Wie sieht die konkrete Umsetzung aus?

Um diesen Plan umzusetzen, hat der Landtag Schleswig-Holstein am 22.5.2015 das Windenergieplanungssicherstellungsgesetz (WEPSG) beschlossen, das einen Tag nach seiner Verkündung – voraussichtlich am 5.6.2015 – in Kraft treten wird. Das Gesetz sieht vor, § 18 LaplaG zu ergänzen. Hiernach kann die Landesplanungsbehörde nicht mehr nur individuell, sondern auch generell raumbedeutsame Planungen und Maßnahmen zur Windenergienutzung befristet untersagen (vgl. § 18 Abs. 2 LaplaG SH n.F). WKA, die genehmigt worden sind, bevor die Untersagung wirksam geworden ist, sind davon ebenso wenig berührt wie Unterhaltungsarbeiten und die Fortführung einer bisher ausgeübten Nutzung (vgl. § 18 Abs. 3 LaplaG SH n.F.).

Des Weiteren regelt der neu eingefügte § 18a LaplaG SH, dass raumbedeutsame WKA vorläufig bis zum 5.6.2017 als generell unzulässig gelten (§ 18a Abs. 1 LaplaG SH n.F.). Davon kann dann eine Ausnahme gemacht werden, wenn und soweit raumbedeutsame WKA nach dem jeweiligen Stand der in der Aufstellung befindlichen Ziele der Raumordnung nicht befürchten lassen, dass sie die Verwirklichung dieser Ziele unmöglich machen oder wesentlich erschweren (§ 18a Abs. 2 LaplaG SH n.F.).

Wann fällt eine WKA unter die Ausnahmeregelung?

Es existiert bereits der Entwurf eines Kriterienkatalogs, welche Flächen bei der Erstellung der neuen Regionalpläne als geeignet bzw. ausgeschlossen gelten sollen. Ob ein Windenergievorhaben ausnahmsweise genehmigt werden kann, dürfte bis zum Abschluss der Regionalplanung anhand der dort genannten Kriterien bewertet werden.

Harte Tabukriterien:

Anhand dieser Kriterien werden Gebiete identifiziert, in denen die Windenergienutzung aus rechtlichen oder tatsächlichen Gründen schlechthin ausgeschlossen ist. Dies ergibt sich insbesondere aus gesetzlichen (gegebenenfalls untergesetzlich konkretisierten) Verboten (z.B. Naturschutzgebiete, Binnenwasserstraßen, Lärmschutz).

Weiche Tabukriterien:

In den Gebieten, in denen die weichen Tabukriterien greifen, wäre eine Windenergienutzung aus rechtlichen und tatsächlichen Gründen zwar generell möglich. Windenergieanlagen sollen aber nach dem Gestaltungswillen des Plangebers nach selbst gesetzten, abstrakten, typisierten und für den gesamten Planungsraum einheitlich anzuwendenden Kriterien in diesen Gebieten ausgeschlossen sein. Unter Nutzung des planerischen Gestaltungsspielraums sollen also trotz Fehlens gesetzlicher Verbote diese Gebiete keine Eignungsgebiete werden.

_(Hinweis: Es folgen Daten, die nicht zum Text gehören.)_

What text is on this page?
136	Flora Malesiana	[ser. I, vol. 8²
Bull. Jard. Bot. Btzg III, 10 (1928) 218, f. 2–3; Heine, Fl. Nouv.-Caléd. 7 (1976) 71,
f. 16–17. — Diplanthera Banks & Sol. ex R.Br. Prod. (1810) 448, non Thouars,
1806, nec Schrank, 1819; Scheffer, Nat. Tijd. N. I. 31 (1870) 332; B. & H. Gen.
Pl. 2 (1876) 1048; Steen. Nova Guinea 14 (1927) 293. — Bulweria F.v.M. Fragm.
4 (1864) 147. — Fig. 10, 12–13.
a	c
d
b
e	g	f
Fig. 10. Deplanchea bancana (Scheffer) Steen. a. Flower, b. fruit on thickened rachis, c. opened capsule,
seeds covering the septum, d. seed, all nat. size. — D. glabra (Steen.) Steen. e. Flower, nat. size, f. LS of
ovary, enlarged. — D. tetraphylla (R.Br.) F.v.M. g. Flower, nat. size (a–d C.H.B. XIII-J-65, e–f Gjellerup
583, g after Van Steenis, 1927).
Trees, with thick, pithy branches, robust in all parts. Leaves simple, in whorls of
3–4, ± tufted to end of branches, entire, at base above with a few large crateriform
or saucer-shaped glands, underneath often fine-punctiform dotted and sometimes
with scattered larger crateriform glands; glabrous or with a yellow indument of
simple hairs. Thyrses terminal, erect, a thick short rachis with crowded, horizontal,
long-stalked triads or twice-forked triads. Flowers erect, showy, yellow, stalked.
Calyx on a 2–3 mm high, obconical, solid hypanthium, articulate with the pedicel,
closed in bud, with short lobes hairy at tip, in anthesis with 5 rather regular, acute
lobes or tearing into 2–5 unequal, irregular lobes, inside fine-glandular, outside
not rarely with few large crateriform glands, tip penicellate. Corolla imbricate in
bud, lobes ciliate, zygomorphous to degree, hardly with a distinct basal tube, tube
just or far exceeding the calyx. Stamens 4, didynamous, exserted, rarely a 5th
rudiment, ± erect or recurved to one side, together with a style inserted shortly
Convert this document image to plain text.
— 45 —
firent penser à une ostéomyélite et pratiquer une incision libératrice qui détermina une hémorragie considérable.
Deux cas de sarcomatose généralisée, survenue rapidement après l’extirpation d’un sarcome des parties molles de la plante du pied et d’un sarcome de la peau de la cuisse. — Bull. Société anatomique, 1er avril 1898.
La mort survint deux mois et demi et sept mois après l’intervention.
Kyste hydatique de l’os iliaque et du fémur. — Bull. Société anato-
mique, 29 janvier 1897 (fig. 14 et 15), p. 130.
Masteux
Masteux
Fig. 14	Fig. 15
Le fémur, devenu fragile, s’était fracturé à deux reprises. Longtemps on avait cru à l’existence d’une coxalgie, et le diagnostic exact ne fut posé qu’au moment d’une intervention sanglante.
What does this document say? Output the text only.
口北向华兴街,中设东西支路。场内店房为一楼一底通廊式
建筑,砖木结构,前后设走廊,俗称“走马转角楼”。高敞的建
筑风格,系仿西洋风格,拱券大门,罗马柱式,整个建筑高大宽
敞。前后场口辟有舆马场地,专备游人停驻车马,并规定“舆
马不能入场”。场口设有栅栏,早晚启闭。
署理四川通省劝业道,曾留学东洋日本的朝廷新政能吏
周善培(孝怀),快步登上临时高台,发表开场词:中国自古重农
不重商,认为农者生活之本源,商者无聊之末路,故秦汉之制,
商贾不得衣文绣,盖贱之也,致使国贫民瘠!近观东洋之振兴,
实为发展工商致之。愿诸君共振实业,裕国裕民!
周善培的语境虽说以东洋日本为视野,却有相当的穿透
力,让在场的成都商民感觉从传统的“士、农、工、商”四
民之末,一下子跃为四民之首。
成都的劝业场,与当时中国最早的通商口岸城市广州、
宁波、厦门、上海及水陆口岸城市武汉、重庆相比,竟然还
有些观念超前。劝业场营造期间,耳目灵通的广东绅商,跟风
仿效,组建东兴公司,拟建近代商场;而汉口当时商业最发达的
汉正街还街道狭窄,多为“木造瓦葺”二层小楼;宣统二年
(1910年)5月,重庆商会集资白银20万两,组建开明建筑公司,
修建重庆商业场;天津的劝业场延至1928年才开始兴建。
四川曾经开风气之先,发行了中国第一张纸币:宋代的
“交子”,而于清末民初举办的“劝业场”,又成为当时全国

Kriterien für den weiteren Abwägungsprozess:

Innerhalb der Potentialflächen, die nach Anwendung der harten und weichen Tabukriterien verbleiben, werden die verschiedenen konkurrierenden Nutzungsansprüche im Einzelfall gewichtet und mit- und gegeneinander abgewogen. Dabei soll dem Anliegen, der Windenergie substantiell Raum zu geben, Rechnung getragen werden. Der Kriterienkatalog ist insoweit nicht abschließend. Da die harten und weichen Tabuzonen von vorneherein ausgeschlossen sind, werden diese der Abwägung im Einzelfall (bezogen auf Flächen, nicht etwa auf Vorhaben) unterliegenden Kriterien für die spätere Flächenauswahl von höchster Bedeutung sein.

Wie geht es weiter?

Der Kriterienkatalog liegt erst im Entwurf (Stand: 11. Mai 2015) vor. Die Ankündigung der Planaufstellung, verbunden mit der Bekanntgabe der Tabukriterien als zukünftige Planungsziele, ist für Ende Juni 2015 vorgesehen; es wird sich eine Konsultationsphase anschließen.

Trotz der hohen Relevanz der Abwägungskriterien geht es nicht nur um diese. Vielmehr sind auch die weichen Tabukriterien, die nicht auf gesetzlichen Verboten basieren und die Windenergienutzung auf problematische Weise einschränken, keineswegs „gesetzt“. Sie dürften daher ebenfalls noch zu heftigen Diskussionen führen. Insbesondere für bereits naturschutzfachlich gut untersuchte Bestandseignungsflächen scheint es höchst fraglich, ob man so schematisch an die Sache herangehen kann wie geplant.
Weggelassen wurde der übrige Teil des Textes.